The following is the first in a series of weekly reflections composed for distribution to Peace Fellowship Church in Washington, D.C. All of the reflections for Lent are derived from Luke 4, focusing on themes of wilderness and temptation.
Like many of the stories in the gospels, Jesus’s temptation is thick with meaning. Luke, like the other evangelists, is laying Jesus’s story on top of Israel’s story, as if Jesus is continuing her story, but in a new, more faithful way. Readers of Luke’s account would not have missed the parallel between the 40 days Jesus wanders in the desert and the 40 years of their Israelite ancestors. For the Israelites, their wandering ended at the Jordan River, as they crossed into the Promised Land. For Jesus (if you jump back to Chapter 3), his journey into the wilderness begins at the Jordan with his baptism and affirmation. Indeed, the very temptations mirror Israel’s: provision (Luke 4:3, Exodus 16), worship (Luke 4:6, Exodus 32), and trust (Luke 4:9, Exodus 17).
Israel entered into the desert after years in slavery to Egypt. Yet, Moses’s original plea with Pharaoh was about not about freedom, but worship. The people needed be allowed to leave in order to properly worship God in the wilderness. That is striking: the God of Israel is found in the wilderness, not among the injustice, power, and might of Egypt, but in the abandoned places. Yet, when the Israelites did finally get to the wilderness, they longed for their chains, remembering bountiful feasts and plenty (neither of which were true). They worshiped not God, but a golden calf. They found the wilderness to be difficult, and they succumbed to temptation. Story after story in Israel’s history shows them getting it wrong, refusing to worship God alone and ultimately seeing their temple destroyed and the presence of God gone from their midst. Who, then, can redeem them?

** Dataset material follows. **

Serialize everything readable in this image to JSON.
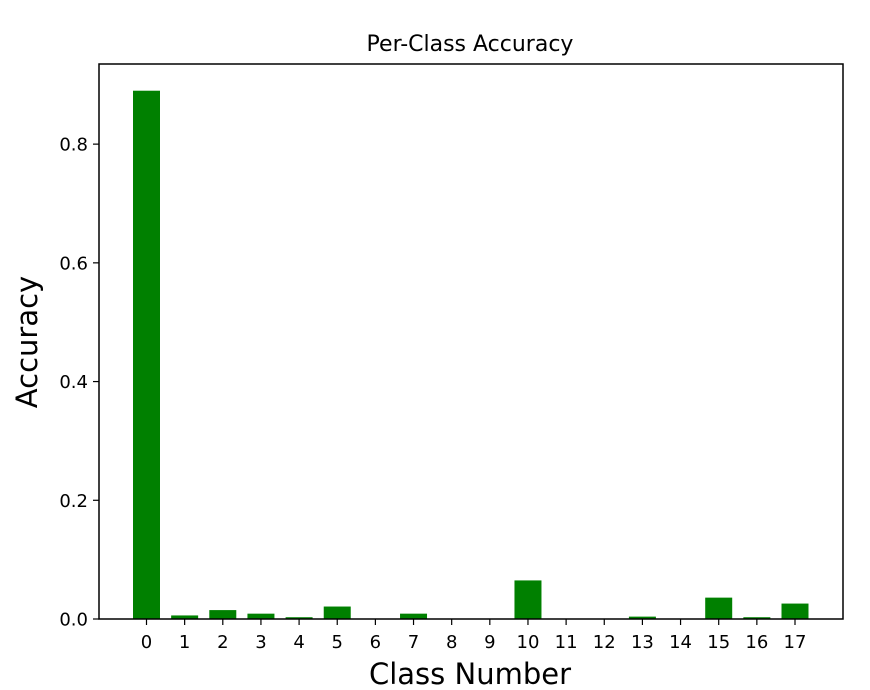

Jesus. Jesus demonstrates the faithful way through the wilderness. He trusts God to provide; worships God alone; and he refuses to put God to the test, knowing God is above all.
As we enter these 40 days in the wilderness, let us remember that this season is not simply about fasting, or remembering, or hoping, though it is these as well. It is fundamentally about worship. We can find God in the wilderness and abandoned places, whether that is among the forgotten and lonely, the hurt, or the imprisoned. When we worship God in the desert, we leave behind our control, our dependence on material possessions, and the lure of Egypt, whatever that is for each of us. Instead, we wholly trust God to provide, no matter what temptations come.